I am currently studying a book about the Lorentz covariant formulation of electromagnetism. At the point I am at in the book, the author has just introduced the covariant form of Maxwell's equations (with (+---)):
$$ \partial_\beta F^{\alpha \beta} = -\frac{1}{c} j^\alpha $$ and $$ \partial_\rho F_{\nu \sigma} + \partial_\nu F_{\sigma \rho} + \partial_\sigma F_{\rho \nu} = 0 $$
My question is about this second equation.
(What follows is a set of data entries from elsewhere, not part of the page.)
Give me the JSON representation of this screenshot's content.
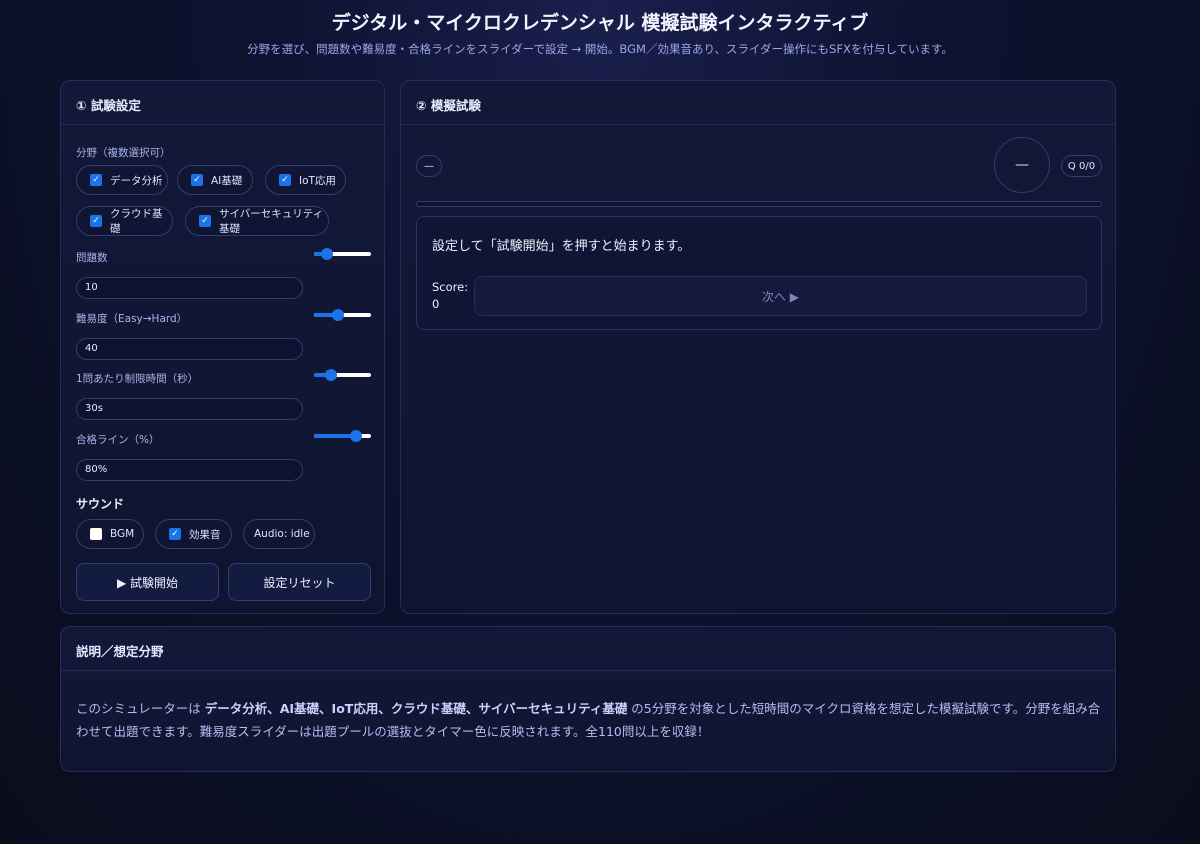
{
  "header": {
    "title": "デジタル・マイクロクレデンシャル 模擬試験インタラクティブ",
    "subtitle": "分野を選び、問題数や難易度・合格ラインをスライダーで設定 → 開始。BGM／効果音あり、スライダー操作にもSFXを付与しています。"
  },
  "settings": {
    "panel_title": "① 試験設定",
    "fields_label": "分野（複数選択可）",
    "fields": [
      {
        "label": "データ分析",
        "checked": true
      },
      {
        "label": "AI基礎",
        "checked": true
      },
      {
        "label": "IoT応用",
        "checked": true
      },
      {
        "label": "クラウド基礎",
        "checked": true
      },
      {
        "label": "サイバーセキュリティ基礎",
        "checked": true
      }
    ],
    "question_count": {
      "label": "問題数",
      "value": "10",
      "level": 0.15
    },
    "difficulty": {
      "label": "難易度（Easy→Hard）",
      "value": "40",
      "level": 0.4
    },
    "time_limit": {
      "label": "1問あたり制限時間（秒）",
      "value": "30s",
      "level": 0.25
    },
    "pass_line": {
      "label": "合格ライン（%）",
      "value": "80%",
      "level": 0.8
    },
    "sound_title": "サウンド",
    "bgm": {
      "label": "BGM",
      "checked": false
    },
    "sfx": {
      "label": "効果音",
      "checked": true
    },
    "audio_status": "Audio: idle",
    "start_button": "▶ 試験開始",
    "reset_button": "設定リセット"
  },
  "exam": {
    "panel_title": "② 模擬試験",
    "status_pill": "—",
    "timer": "—",
    "question_counter": "Q 0/0",
    "progress": 0,
    "prompt": "設定して「試験開始」を押すと始まります。",
    "score_label": "Score:",
    "score_value": "0",
    "next_button": "次へ ▶"
  },
  "about": {
    "panel_title": "説明／想定分野",
    "pre": "このシミュレーターは ",
    "fields_bold": "データ分析、AI基礎、IoT応用、クラウド基礎、サイバーセキュリティ基礎",
    "post": " の5分野を対象とした短時間のマイクロ資格を想定した模擬試験です。分野を組み合わせて出題できます。難易度スライダーは出題プールの選抜とタイマー色に反映されます。全110問以上を収録！"
  },
  "colors": {
    "accent": "#1a73e8",
    "panel_bg": "#121838",
    "border": "#252d5c",
    "text_muted": "#9aa6e6"
  }
}
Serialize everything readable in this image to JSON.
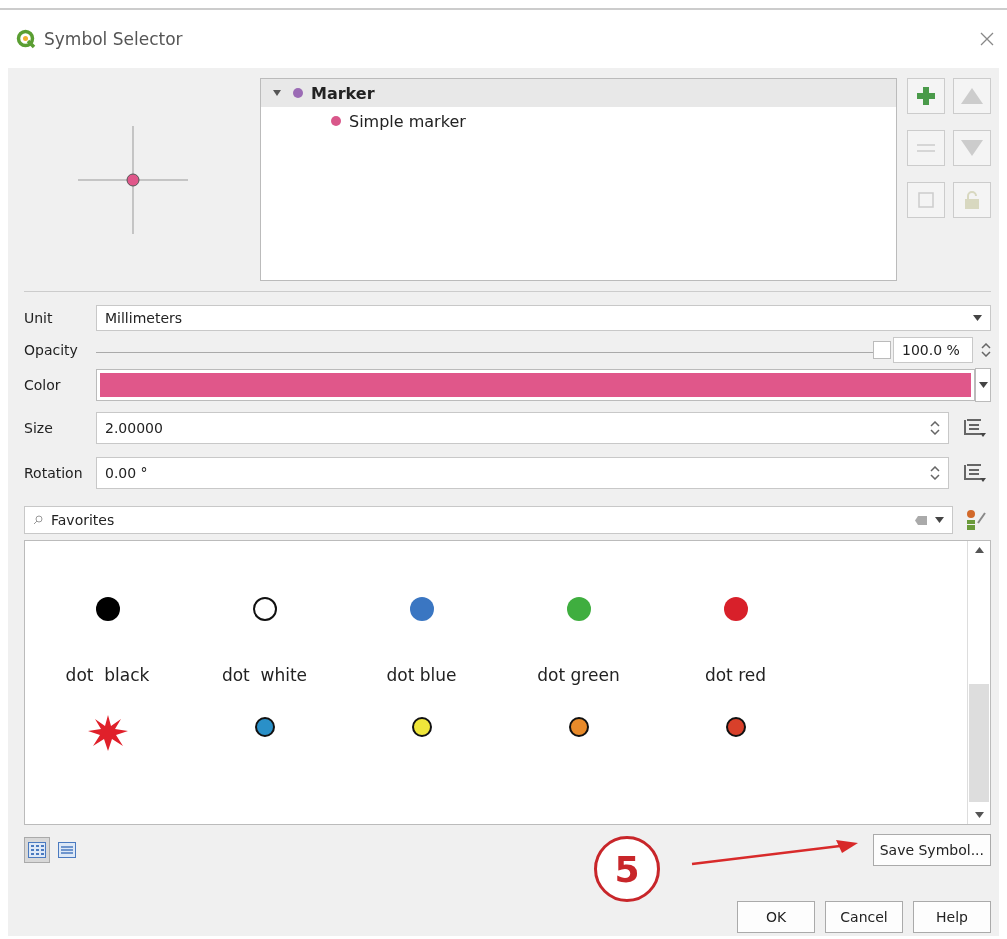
{
  "window": {
    "title": "Symbol Selector"
  },
  "tree": [
    {
      "label": "Marker",
      "color": "#9b6bb5",
      "expanded": true,
      "selected": true,
      "children": [
        {
          "label": "Simple marker",
          "color": "#d9578a",
          "selected": false
        }
      ]
    }
  ],
  "fields": [
    {
      "kind": "combo",
      "label": "Unit",
      "value": "Millimeters"
    },
    {
      "kind": "slider",
      "label": "Opacity",
      "level": 1.0,
      "value": "100.0 %"
    },
    {
      "kind": "color",
      "label": "Color",
      "color": "#e0578a"
    },
    {
      "kind": "spin",
      "label": "Size",
      "value": "2.00000"
    },
    {
      "kind": "spin",
      "label": "Rotation",
      "value": "0.00 °"
    }
  ],
  "search": {
    "value": "Favorites"
  },
  "symbols": [
    {
      "kind": "dot",
      "name": "dot  black",
      "color": "#000000"
    },
    {
      "kind": "ring",
      "name": "dot  white",
      "color": "#ffffff"
    },
    {
      "kind": "dot",
      "name": "dot blue",
      "color": "#3a76c2"
    },
    {
      "kind": "dot",
      "name": "dot green",
      "color": "#3fae3f"
    },
    {
      "kind": "dot",
      "name": "dot red",
      "color": "#d8202a"
    },
    {
      "kind": "star",
      "color": "#e0202a"
    },
    {
      "kind": "outlined",
      "color": "#2a90c8"
    },
    {
      "kind": "outlined",
      "color": "#efe63a"
    },
    {
      "kind": "outlined",
      "color": "#e88a2a"
    },
    {
      "kind": "outlined",
      "color": "#d8402a"
    }
  ],
  "view_modes": [
    {
      "kind": "icons",
      "selected": true
    },
    {
      "kind": "list",
      "selected": false
    }
  ],
  "save_button": "Save Symbol...",
  "annotation": {
    "label": "5"
  },
  "buttons": [
    "OK",
    "Cancel",
    "Help"
  ]
}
I understand where this comes from in regards to the electrodynamics of the problem, but when introducing it in the text, the author states the following:
"...for any antisymmetric tensor $F_{\mu \nu}$ satisfies the identity: $$ \epsilon^{\mu \nu \sigma \rho} \partial_\rho F_{\nu \sigma} = 0$$ "
Where $\epsilon$ is the Levi-Civita symbol here. I've had a little difficulty with this statement because I've seen other people appeal to the same argument regarding the general properties of antisymmetric tensors, but I am having a difficult time proving it myself. I can understand if we have an $F$ of the form: $$F_{\mu \nu} = \partial_{\mu}A_{\nu} - \partial_{\nu} A_{\mu} $$ That's a rather trivial proof, but it seems that the author (and others that I've seen) appeal to this as a general property of antisymmetric tensors. So, if anyone would want to show me how to prove why this would be a general property of antisymmetric tensors, I would be very grateful.